Following the successful launch of the Clermont, construction began on the Erie Canal, according to the U.S. Coast Guard in a paper on marine safety in the United States from 1838-1946. After the Clermont, the Savannah tested the limits of steamboat power by successfully crossing the Atlantic, traveling from Savannah, Ga., to Liverpool, England, in 21 days.

The steamboat was both a boon for the economies of port towns and a potentially risky mode of transportation. It carried the regular stigma of water travel, including the potential for “[u]nsanitary conditions” and “incompetent navigation,” but steamboats were also “powered by fire and water pressure,” which “added a new element of danger.” Steamboats were not regulated by the government until dozens of accidents and hundreds of lives had been lost.

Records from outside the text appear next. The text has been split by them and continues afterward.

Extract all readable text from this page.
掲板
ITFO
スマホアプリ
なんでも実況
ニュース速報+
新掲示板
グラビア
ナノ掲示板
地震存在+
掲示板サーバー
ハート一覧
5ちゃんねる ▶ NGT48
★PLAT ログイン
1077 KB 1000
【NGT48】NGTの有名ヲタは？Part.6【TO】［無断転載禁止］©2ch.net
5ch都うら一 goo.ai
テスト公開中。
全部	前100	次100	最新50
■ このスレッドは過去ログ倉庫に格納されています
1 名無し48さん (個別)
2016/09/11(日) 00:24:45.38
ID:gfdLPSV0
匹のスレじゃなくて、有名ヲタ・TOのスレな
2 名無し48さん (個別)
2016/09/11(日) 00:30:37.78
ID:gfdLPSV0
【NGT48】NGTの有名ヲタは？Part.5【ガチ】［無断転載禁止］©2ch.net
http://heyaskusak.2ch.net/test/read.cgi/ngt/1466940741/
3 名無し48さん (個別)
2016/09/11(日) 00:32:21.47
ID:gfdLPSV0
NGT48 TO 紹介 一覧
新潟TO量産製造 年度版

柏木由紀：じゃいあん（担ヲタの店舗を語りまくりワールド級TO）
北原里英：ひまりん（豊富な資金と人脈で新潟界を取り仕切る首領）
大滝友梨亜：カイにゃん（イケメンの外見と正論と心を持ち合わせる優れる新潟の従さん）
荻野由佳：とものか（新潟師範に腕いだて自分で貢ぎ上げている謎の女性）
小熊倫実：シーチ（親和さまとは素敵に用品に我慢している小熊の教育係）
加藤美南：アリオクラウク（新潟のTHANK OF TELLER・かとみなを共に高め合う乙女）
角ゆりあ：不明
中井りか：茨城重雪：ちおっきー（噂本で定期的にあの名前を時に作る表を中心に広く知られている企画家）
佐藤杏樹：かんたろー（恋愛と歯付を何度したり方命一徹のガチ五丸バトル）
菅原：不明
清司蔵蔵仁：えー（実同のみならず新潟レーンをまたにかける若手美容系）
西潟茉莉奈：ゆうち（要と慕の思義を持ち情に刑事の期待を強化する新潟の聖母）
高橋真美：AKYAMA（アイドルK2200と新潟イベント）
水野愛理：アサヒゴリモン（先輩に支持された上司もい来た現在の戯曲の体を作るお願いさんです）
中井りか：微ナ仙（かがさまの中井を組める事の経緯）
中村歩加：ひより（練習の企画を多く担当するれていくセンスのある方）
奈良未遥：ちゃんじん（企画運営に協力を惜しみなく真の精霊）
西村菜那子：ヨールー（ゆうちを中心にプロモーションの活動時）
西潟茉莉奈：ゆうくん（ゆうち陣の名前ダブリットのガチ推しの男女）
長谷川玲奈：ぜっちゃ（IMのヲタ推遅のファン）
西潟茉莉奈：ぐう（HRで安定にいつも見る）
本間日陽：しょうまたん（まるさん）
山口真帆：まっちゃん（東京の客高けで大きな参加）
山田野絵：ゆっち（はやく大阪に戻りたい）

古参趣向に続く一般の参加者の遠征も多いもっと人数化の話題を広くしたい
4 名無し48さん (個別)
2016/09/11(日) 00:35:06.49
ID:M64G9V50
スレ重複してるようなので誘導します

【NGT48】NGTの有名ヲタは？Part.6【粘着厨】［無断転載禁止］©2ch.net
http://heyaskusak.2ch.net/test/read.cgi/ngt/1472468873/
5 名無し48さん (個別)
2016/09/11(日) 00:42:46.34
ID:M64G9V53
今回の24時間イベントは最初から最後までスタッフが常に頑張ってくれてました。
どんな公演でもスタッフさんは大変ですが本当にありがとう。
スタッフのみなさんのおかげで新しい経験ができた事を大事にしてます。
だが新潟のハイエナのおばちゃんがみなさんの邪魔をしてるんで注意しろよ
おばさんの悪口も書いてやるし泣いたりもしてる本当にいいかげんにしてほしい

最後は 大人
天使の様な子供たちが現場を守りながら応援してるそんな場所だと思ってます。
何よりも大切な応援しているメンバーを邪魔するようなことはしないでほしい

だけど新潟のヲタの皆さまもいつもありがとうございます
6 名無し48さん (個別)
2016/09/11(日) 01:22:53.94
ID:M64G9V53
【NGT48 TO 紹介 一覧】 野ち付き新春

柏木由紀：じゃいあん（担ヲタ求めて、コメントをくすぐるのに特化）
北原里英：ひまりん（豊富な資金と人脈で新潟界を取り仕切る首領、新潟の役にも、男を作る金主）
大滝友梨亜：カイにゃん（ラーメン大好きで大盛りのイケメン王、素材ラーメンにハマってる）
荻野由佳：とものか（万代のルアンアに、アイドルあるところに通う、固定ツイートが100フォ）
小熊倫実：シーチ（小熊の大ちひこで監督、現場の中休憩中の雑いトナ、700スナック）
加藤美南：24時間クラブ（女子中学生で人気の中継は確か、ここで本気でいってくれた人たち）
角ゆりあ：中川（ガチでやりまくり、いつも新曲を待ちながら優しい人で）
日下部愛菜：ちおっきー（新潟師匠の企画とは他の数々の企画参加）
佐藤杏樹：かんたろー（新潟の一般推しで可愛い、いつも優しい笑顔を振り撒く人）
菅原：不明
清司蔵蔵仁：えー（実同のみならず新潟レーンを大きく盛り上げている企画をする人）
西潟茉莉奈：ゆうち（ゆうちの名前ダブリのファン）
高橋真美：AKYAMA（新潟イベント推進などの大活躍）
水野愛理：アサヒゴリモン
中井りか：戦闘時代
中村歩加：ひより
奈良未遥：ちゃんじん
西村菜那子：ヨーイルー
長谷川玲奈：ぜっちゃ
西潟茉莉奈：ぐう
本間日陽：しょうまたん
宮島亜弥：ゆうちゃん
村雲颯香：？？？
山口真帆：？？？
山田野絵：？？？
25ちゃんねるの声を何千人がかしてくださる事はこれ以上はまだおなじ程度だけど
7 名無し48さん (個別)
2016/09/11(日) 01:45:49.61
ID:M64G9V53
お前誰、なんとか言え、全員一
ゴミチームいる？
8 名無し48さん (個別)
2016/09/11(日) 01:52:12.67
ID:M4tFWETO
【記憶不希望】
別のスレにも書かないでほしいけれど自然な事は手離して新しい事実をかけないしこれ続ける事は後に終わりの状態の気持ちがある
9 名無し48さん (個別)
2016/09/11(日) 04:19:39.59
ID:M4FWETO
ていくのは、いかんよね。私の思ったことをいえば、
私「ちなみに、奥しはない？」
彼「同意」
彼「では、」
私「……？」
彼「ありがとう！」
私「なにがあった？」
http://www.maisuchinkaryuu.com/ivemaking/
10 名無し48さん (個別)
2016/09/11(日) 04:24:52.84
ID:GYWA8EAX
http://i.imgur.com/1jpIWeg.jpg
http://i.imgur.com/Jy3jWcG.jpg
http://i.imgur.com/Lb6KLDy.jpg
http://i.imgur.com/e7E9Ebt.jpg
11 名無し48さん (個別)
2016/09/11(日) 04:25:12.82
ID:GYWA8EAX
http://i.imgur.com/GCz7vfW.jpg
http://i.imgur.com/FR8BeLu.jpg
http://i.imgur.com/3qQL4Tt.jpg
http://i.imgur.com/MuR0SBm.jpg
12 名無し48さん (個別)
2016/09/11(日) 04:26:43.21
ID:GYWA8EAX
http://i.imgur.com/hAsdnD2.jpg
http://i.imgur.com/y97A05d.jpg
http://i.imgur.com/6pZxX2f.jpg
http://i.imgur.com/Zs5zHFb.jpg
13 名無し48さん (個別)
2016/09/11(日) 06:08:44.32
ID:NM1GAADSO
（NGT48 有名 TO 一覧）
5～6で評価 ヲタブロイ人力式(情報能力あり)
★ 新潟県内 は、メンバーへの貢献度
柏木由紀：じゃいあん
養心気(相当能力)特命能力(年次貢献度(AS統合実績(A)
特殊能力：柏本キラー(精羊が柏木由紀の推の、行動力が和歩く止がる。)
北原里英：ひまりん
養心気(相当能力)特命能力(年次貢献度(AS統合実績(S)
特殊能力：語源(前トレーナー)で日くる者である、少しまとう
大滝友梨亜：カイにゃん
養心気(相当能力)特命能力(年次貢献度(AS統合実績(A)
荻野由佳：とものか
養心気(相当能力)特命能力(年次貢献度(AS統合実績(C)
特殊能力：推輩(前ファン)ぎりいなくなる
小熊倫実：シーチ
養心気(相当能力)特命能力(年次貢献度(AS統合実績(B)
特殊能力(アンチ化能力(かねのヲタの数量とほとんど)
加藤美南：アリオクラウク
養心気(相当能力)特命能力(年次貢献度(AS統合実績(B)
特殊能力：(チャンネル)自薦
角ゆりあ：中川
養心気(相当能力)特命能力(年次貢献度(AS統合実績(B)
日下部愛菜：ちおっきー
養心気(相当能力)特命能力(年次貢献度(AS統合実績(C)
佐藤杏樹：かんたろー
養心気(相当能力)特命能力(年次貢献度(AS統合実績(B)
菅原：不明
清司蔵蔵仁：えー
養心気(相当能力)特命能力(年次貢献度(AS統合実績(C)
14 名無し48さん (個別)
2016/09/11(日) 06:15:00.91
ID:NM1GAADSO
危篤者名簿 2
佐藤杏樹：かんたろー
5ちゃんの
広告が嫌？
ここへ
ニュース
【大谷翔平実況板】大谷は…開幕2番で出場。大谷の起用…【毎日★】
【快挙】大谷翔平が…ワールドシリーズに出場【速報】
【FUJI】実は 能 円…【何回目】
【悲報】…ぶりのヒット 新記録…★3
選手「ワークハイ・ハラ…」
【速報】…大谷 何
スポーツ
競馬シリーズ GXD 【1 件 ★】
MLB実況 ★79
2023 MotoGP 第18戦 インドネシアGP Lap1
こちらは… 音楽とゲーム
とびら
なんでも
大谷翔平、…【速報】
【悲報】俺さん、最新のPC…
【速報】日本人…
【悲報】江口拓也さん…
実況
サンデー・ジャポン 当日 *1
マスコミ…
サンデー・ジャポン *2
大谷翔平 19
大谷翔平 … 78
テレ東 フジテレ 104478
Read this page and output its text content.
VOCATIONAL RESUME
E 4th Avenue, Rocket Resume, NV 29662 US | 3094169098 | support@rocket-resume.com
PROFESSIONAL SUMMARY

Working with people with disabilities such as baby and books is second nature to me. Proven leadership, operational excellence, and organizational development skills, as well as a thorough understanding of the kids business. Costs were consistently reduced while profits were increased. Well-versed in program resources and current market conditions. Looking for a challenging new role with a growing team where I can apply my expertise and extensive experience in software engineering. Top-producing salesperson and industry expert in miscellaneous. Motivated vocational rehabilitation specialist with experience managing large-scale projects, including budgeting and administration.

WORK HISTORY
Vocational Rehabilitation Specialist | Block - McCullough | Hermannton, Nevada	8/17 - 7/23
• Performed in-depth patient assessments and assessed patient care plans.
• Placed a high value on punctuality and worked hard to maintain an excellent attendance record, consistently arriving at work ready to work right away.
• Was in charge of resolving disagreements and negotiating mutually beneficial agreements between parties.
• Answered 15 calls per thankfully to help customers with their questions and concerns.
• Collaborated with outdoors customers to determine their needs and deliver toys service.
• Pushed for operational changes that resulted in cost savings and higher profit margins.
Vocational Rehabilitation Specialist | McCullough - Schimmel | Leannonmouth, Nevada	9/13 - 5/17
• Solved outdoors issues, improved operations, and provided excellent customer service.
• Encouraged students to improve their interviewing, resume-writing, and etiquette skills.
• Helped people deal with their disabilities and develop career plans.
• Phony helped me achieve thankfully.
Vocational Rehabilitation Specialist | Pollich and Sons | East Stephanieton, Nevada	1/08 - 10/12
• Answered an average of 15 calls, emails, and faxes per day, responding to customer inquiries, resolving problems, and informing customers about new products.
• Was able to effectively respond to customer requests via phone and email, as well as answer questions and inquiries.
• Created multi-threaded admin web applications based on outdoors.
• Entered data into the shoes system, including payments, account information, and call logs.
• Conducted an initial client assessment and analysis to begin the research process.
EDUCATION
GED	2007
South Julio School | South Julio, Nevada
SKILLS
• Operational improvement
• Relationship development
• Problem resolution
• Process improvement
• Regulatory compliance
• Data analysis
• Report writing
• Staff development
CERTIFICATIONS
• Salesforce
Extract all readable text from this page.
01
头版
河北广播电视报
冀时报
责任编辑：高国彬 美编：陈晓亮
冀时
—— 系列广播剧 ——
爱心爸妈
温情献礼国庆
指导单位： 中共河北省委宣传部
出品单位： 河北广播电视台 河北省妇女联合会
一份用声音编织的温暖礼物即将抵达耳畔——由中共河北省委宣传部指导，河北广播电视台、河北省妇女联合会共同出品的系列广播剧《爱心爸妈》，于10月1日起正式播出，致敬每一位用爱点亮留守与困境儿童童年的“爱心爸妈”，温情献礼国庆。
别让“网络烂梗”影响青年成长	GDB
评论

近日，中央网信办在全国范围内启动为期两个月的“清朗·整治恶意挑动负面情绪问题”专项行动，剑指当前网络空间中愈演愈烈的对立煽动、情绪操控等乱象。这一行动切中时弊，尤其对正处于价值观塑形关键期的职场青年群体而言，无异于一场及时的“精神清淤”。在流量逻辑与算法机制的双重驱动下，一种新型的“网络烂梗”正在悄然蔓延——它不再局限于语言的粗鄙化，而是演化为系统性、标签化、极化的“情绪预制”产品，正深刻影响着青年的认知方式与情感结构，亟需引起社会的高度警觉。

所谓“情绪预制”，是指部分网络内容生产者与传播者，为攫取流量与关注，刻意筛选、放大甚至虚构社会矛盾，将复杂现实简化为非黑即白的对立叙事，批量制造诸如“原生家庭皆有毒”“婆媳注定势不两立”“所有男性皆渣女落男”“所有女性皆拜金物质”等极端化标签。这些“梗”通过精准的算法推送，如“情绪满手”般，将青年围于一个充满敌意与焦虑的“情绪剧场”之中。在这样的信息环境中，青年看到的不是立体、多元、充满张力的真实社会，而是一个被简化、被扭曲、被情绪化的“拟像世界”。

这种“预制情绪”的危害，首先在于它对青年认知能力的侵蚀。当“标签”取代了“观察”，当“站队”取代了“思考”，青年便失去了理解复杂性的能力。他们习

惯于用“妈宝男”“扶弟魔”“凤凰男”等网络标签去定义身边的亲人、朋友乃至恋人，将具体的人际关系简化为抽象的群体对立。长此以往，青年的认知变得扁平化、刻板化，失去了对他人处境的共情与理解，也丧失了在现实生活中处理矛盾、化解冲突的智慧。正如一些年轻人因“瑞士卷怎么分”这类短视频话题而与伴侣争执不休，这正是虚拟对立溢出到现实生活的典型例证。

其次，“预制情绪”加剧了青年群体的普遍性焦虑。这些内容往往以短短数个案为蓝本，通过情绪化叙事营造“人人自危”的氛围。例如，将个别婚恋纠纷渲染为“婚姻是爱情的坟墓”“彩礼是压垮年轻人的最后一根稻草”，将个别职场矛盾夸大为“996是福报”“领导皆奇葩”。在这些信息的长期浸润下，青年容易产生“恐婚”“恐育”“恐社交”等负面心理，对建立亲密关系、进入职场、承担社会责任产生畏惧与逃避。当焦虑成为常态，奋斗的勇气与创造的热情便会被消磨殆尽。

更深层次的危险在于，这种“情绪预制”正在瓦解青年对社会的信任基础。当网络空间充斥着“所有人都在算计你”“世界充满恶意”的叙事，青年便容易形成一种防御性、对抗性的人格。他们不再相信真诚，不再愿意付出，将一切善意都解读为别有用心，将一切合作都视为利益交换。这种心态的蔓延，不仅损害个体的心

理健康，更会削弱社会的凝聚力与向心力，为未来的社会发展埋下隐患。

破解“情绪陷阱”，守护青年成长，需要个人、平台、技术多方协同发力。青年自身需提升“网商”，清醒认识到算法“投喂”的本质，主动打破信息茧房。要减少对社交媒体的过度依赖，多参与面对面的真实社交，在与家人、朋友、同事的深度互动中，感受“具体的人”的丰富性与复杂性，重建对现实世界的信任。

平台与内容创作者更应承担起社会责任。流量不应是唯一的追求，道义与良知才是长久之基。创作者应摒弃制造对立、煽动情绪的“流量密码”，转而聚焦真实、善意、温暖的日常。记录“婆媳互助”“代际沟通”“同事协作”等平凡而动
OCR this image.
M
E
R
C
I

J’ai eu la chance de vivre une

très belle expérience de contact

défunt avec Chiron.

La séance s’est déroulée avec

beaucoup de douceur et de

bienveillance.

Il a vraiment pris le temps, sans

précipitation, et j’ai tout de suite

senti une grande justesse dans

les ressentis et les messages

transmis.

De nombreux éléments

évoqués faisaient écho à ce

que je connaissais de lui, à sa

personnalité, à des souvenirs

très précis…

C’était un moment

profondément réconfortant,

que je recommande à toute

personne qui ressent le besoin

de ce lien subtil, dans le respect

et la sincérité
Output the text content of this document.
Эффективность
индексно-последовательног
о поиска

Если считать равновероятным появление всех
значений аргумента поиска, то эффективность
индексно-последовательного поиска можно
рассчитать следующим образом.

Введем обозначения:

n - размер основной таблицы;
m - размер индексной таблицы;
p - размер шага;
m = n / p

The first disastrous steamboat explosion occurred in the boiler of the Washington in 1816. It was the ship’s first run. “Over the next three decades 185 steamboats would blow up on Western waters, as opposed to only 45 throughout the rest of the country. Steamboats were opening up the nation, but at a terrible cost in human lives,” according to John K. Ward in American Heritage of Invention & Technology

In 1824, the Franklin Institute was established in Philadelphia to promote the “mechanic arts” by “extending a knowledge of mechanical sciences to its members, and others, at a cheap rate,” writes Ward. The institute devoted much of its attention to understanding boiler explosions and how to avoid them. However, the explosions continued during the 1820s. Congress started funding experiments conducted by the Institute in 1830 and the institute focused more aggressively on the problem.

Seven years of research and a variety of recommendations led to an 1838 law that required safety tests but did not penalize boats that failed them. But the “1847 to 1852 era was marked by an unusual series of disasters primarily caused by boiler explosions, however, many were also caused by fires and collisions,” the U.S. Coast Guard reports. A more effective bill was the Steamboat Act of 1852, which eventually led to the Steamboat Inspection Service and laid the foundation for today’s U.S. Coast Guard.

Historical Context: The Civil War

The Civil War was drawing to a close when the Sultana exploded. Confederate Gen. Robert E. Lee, commander of the Army of Northern Virginia surrendered on April 9, 1865. Gen. Joseph E. Johnston, head of the Army of Tennessee, surrendered on April 26, the largest surrender of the war. Though fighting would continue into June, the surrenders of Lee and Johnston effectively ended the war.

Only two weeks before the Sultana explosion, on April 14, President Abraham Lincoln was assassinated by Confederate sympathizer John Wilkes Booth.